As a professional, working in forest or wood-industry related businesses (henceforth, Forest Business), you should always be trying to expand your network. You never know whom you’ll be able to connect with and where that connection will lead. As relationships become more and more essential to business, successful professionals need to be at the forefront, doing what they can to grow their networks. The right connections can open doors with some amazing opportunities behind them, so here we share five tips to help you grow your Forest Business professional network.


Having a strong personal Brand requires being connected to a network of resources for mutual development and growth. We achieve our greatest success through our relationships with others.  That’s why it is critical to build and maintain your network. You have undoubtedly heard the saying, “It’s not what you know, it’s who you know,” right?

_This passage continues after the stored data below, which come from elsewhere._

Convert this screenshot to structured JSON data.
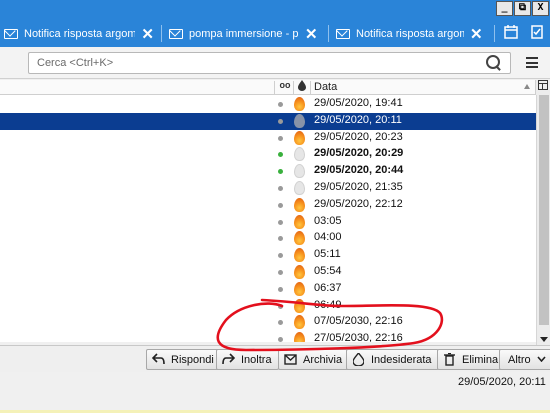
{
  "window": {
    "controls": [
      "_",
      "⧉",
      "X"
    ]
  },
  "tabs": [
    {
      "label": "Notifica risposta argomen",
      "close": "✕"
    },
    {
      "label": "pompa immersione - pre",
      "close": "✕"
    },
    {
      "label": "Notifica risposta argomen",
      "close": "✕"
    }
  ],
  "tab_icons": [
    "calendar-icon",
    "tasks-icon"
  ],
  "search": {
    "placeholder": "Cerca <Ctrl+K>"
  },
  "columns": {
    "read": "oo",
    "flame": "▲",
    "date": "Data"
  },
  "messages": [
    {
      "date": "29/05/2020, 19:41",
      "dot": "grey",
      "flame": "orange",
      "bold": false,
      "selected": false
    },
    {
      "date": "29/05/2020, 20:11",
      "dot": "grey",
      "flame": "selected",
      "bold": false,
      "selected": true
    },
    {
      "date": "29/05/2020, 20:23",
      "dot": "grey",
      "flame": "orange",
      "bold": false,
      "selected": false
    },
    {
      "date": "29/05/2020, 20:29",
      "dot": "green",
      "flame": "pale",
      "bold": true,
      "selected": false
    },
    {
      "date": "29/05/2020, 20:44",
      "dot": "green",
      "flame": "pale",
      "bold": true,
      "selected": false
    },
    {
      "date": "29/05/2020, 21:35",
      "dot": "grey",
      "flame": "pale",
      "bold": false,
      "selected": false
    },
    {
      "date": "29/05/2020, 22:12",
      "dot": "grey",
      "flame": "orange",
      "bold": false,
      "selected": false
    },
    {
      "date": "03:05",
      "dot": "grey",
      "flame": "orange",
      "bold": false,
      "selected": false
    },
    {
      "date": "04:00",
      "dot": "grey",
      "flame": "orange",
      "bold": false,
      "selected": false
    },
    {
      "date": "05:11",
      "dot": "grey",
      "flame": "orange",
      "bold": false,
      "selected": false
    },
    {
      "date": "05:54",
      "dot": "grey",
      "flame": "orange",
      "bold": false,
      "selected": false
    },
    {
      "date": "06:37",
      "dot": "grey",
      "flame": "orange",
      "bold": false,
      "selected": false
    },
    {
      "date": "06:49",
      "dot": "grey",
      "flame": "orange",
      "bold": false,
      "selected": false
    },
    {
      "date": "07/05/2030, 22:16",
      "dot": "grey",
      "flame": "orange",
      "bold": false,
      "selected": false
    },
    {
      "date": "27/05/2030, 22:16",
      "dot": "grey",
      "flame": "orange",
      "bold": false,
      "selected": false
    }
  ],
  "actions": {
    "reply": {
      "label": "Rispondi",
      "icon": "reply-icon"
    },
    "forward": {
      "label": "Inoltra",
      "icon": "forward-icon"
    },
    "archive": {
      "label": "Archivia",
      "icon": "archive-icon"
    },
    "junk": {
      "label": "Indesiderata",
      "icon": "junk-icon"
    },
    "delete": {
      "label": "Elimina",
      "icon": "trash-icon"
    },
    "more": {
      "label": "Altro",
      "icon": "chevron-down-icon"
    }
  },
  "message_date": "29/05/2020, 20:11",
  "colors": {
    "titlebar": "#2a84d8",
    "selection": "#0b3d91",
    "annotation": "#e3101d"
  }
}
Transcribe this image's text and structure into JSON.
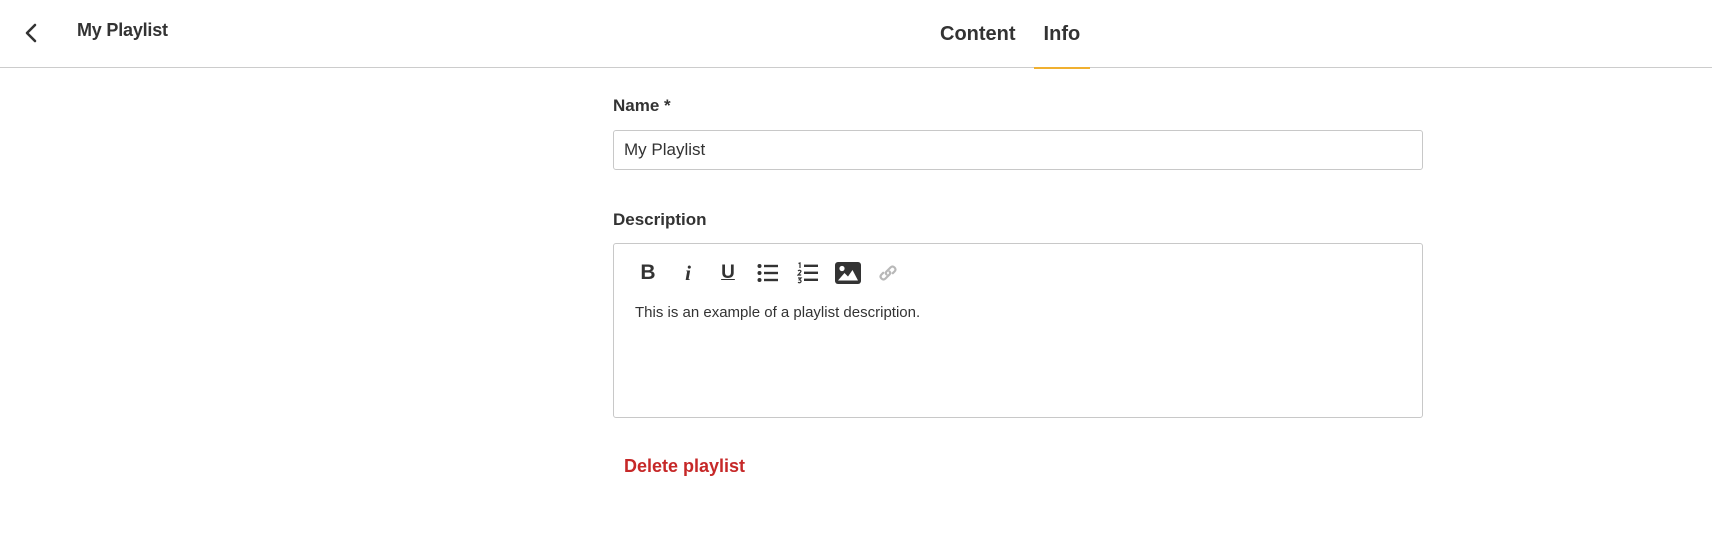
{
  "header": {
    "title": "My Playlist",
    "back_icon": "chevron-left-icon",
    "tabs": [
      {
        "label": "Content",
        "active": false
      },
      {
        "label": "Info",
        "active": true
      }
    ],
    "accent_color": "#f0b030"
  },
  "form": {
    "name": {
      "label": "Name *",
      "value": "My Playlist"
    },
    "description": {
      "label": "Description",
      "toolbar": [
        {
          "name": "bold",
          "glyph": "B"
        },
        {
          "name": "italic",
          "glyph": "i"
        },
        {
          "name": "underline",
          "glyph": "U"
        },
        {
          "name": "bullet-list",
          "icon": "bullet-list-icon"
        },
        {
          "name": "numbered-list",
          "icon": "numbered-list-icon"
        },
        {
          "name": "image",
          "icon": "image-icon"
        },
        {
          "name": "link",
          "icon": "link-icon",
          "disabled": true
        }
      ],
      "content": "This is an example of a playlist description."
    }
  },
  "actions": {
    "delete_label": "Delete playlist",
    "delete_color": "#c62828"
  }
}
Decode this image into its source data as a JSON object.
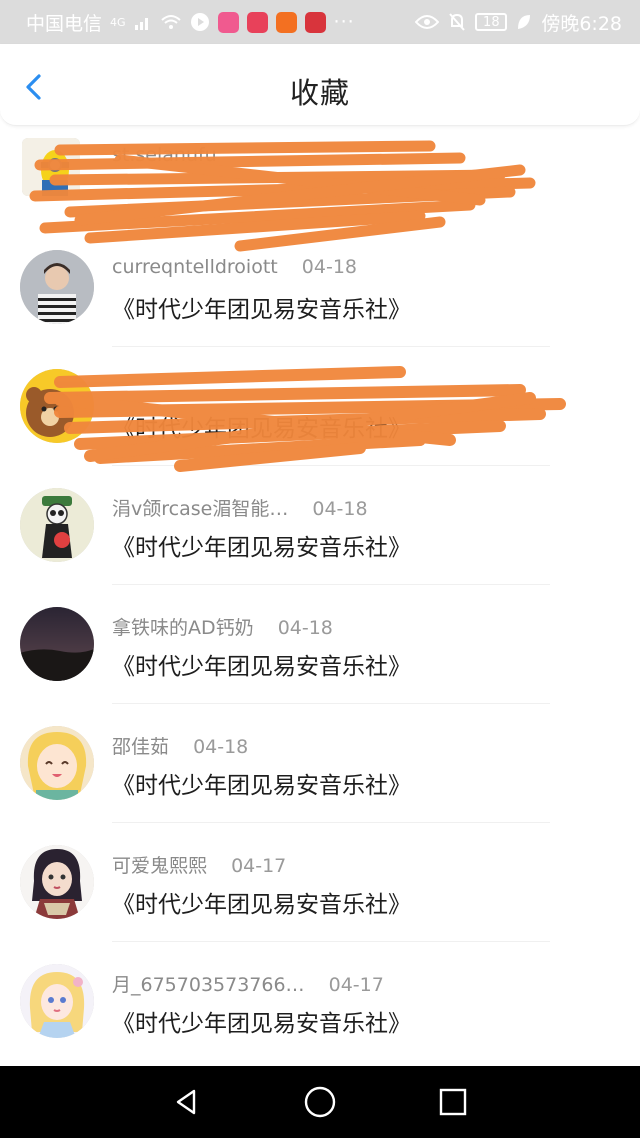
{
  "status_bar": {
    "carrier": "中国电信",
    "network": "4G",
    "battery": "18",
    "time": "傍晚6:28",
    "more": "···"
  },
  "header": {
    "title": "收藏"
  },
  "items": [
    {
      "name": "st.selanufu",
      "date": "",
      "content": ""
    },
    {
      "name": "curreqntelldroiott",
      "date": "04-18",
      "content": "《时代少年团见易安音乐社》"
    },
    {
      "name": "",
      "date": "",
      "content": "《时代少年团见易安音乐社》"
    },
    {
      "name": "涓v颌rcase湄智能…",
      "date": "04-18",
      "content": "《时代少年团见易安音乐社》"
    },
    {
      "name": "拿铁味的AD钙奶",
      "date": "04-18",
      "content": "《时代少年团见易安音乐社》"
    },
    {
      "name": "邵佳茹",
      "date": "04-18",
      "content": "《时代少年团见易安音乐社》"
    },
    {
      "name": "可爱鬼熙熙",
      "date": "04-17",
      "content": "《时代少年团见易安音乐社》"
    },
    {
      "name": "月_675703573766…",
      "date": "04-17",
      "content": "《时代少年团见易安音乐社》"
    }
  ],
  "colors": {
    "accent": "#2b8ef0",
    "redaction": "#f0873c",
    "status_bar_bg": "#dcdcdc",
    "nav_bar_bg": "#000000"
  },
  "icons": {
    "back": "chevron-left-icon",
    "nav_back": "triangle-back-icon",
    "nav_home": "circle-home-icon",
    "nav_recent": "square-recent-icon"
  }
}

Here are our top 5 ways designed to build a strong network within Forest Business. Try them and be consistent and disciplined with them, and we promise that within 6 months your professional network will expand significantly:

1. Make your presence noticeable – online and offline!

You have to make sure people know what you are doing, and in what particular area of forestry or wood industry you specialize in — otherwise nobody will ever know. Keep in touch with your professional contacts via email, social media and face-to-face meetings. You can even create your blog, where you share your views, insights from conferences you attend, places you visit, people you meet etc. In other words, it is always good to connect with people who share the same passion as you, and who are willing to participate in the discussion.

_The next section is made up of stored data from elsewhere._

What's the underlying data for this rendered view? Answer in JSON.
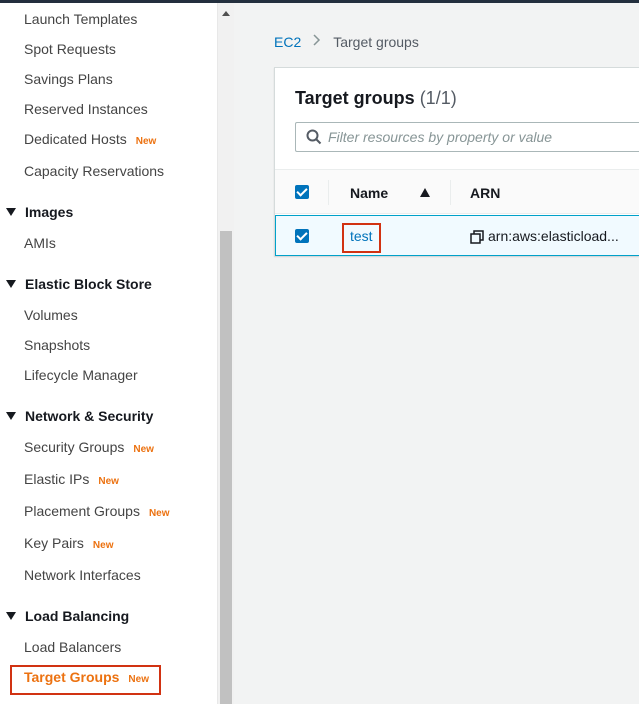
{
  "sidebar": {
    "items": [
      {
        "label": "Launch Templates"
      },
      {
        "label": "Spot Requests"
      },
      {
        "label": "Savings Plans"
      },
      {
        "label": "Reserved Instances"
      },
      {
        "label": "Dedicated Hosts",
        "badge": "New"
      },
      {
        "label": "Capacity Reservations"
      }
    ],
    "sections": {
      "images": {
        "title": "Images",
        "items": [
          {
            "label": "AMIs"
          }
        ]
      },
      "ebs": {
        "title": "Elastic Block Store",
        "items": [
          {
            "label": "Volumes"
          },
          {
            "label": "Snapshots"
          },
          {
            "label": "Lifecycle Manager"
          }
        ]
      },
      "network": {
        "title": "Network & Security",
        "items": [
          {
            "label": "Security Groups",
            "badge": "New"
          },
          {
            "label": "Elastic IPs",
            "badge": "New"
          },
          {
            "label": "Placement Groups",
            "badge": "New"
          },
          {
            "label": "Key Pairs",
            "badge": "New"
          },
          {
            "label": "Network Interfaces"
          }
        ]
      },
      "lb": {
        "title": "Load Balancing",
        "items": [
          {
            "label": "Load Balancers"
          },
          {
            "label": "Target Groups",
            "badge": "New",
            "active": true
          }
        ]
      }
    }
  },
  "breadcrumb": {
    "root": "EC2",
    "separator": ">",
    "current": "Target groups"
  },
  "panel": {
    "title": "Target groups",
    "count": "(1/1)",
    "search_placeholder": "Filter resources by property or value",
    "columns": {
      "name": "Name",
      "arn": "ARN"
    },
    "rows": [
      {
        "name": "test",
        "arn": "arn:aws:elasticload..."
      }
    ]
  },
  "colors": {
    "accent": "#ec7211",
    "link": "#0073bb",
    "highlight": "#d13212",
    "selected_row": "#f1faff"
  }
}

For instance, you can visit Forest Monitor blog to observe how it works: FOREST MONITOR

When you maintain contact you remain on their radar, which can result in them name-dropping you to their contacts. A simple, “Oh, I actually know somebody you should contact” can occur simply because you kept your presence noticeable.

One of the ways to mark your presence is to join a group on LinkedIn, and to start taking part in discussions within your area of expertise. People should be aware that if they have any problem, dillema or issue to discuss, they can knock on your doors and get professional advice instantly.

One of such LinkedIn groups is: Forest Business Professionals. It is the networking forum, which focuses on discussions about timberland investments, wood industry and global forest products.

However, being present only online has its drawbacks as well. See point 2.

2. Attend targeted networking events – OFFLINE!

With limited time and resources to spend on networking, it might be tempting to think you can do it all online these days. But meeting business contacts face-to-face at networking events, conferences and exhibitions is important to build trust and develop leads.

Will Kintish, a founder of marketing consultancy Kintish Limited, said:

“You can start business relationships online, but it’s only when people read your body language, smile, and handshake that they really want to do business with you.”

Every industry has conferences and trade shows that provide great networking opportunities. There are also local meet-ups and local organizations that hold regular events that are great for building your network.

Moreover, networking events can be an invaluable means of generating new business leads and keeping up to date with industry developments.

Nevertheless, before deciding which events to go to, you need to have a clear idea of what you want to get out of them.  You should think about your objective, budget and how much time you want to spend. For example, your objective might be to find new customers in your target market or emerging markets, new investment opportunities, partners or suppliers in a particular industry etc.

One of such great networking event, within Forest Business area, is coming soon in Poland. The International Forest Business Conference 2018 (IFBC2018) will be organized between 6-8th June 2018 in northern Poland.

Networking opportunities will be in abundance, and the conference will offer a unique opportunity to meet CEOs and senior management of the most influential companies in the industry. Attend this conference for in-depth discussions and analysis on forest products market challenges, opportunities, threats and issues for 2018 and beyond.

Still untli January 1st 2018, you can pre-register for the conference and save 30%! Don’t Wait and Save the Date!

By attending IFBC2018 you will be able to:

  • To build relationships
  • To keep up-to-date with trends
  • To benefit from new ideas
  • To connect with key influencers
  • To be motivated
  • To socialise
  • To recruit new employees

3. Don’t always take — give as well.

When networking don’t always make it about you — make sure to share you knowledge and expertise and offer to help when you see an opportunity. Helping other people will often come back to you tenfold. Helping someone is going to give them extra incentive to return the favor.

Being a connector will also help your long-term networking — connecting two people you know who will benefit from knowing each other strengthens your network.

The key takeaway: don’t be selfish and think of how you can help everyone you come in contact with.

4. Never be afraid to ask.

This one is short and sweet — if you want something you can’t be afraid to ask for it.

Want an introduction? Ask for it.

Want a meeting? Ask for it.

Want advice or feedback? Ask for it.

5. Always think about long-term relationships.

Making a connection and exchanging business cards is a foot in the door, but it’s long-term relationships that lead to business deals. Concentrate on forming long-term relationships that are mutually beneficial for both sides. Make a conscious effort to establish a two-way street for all of your professional connections.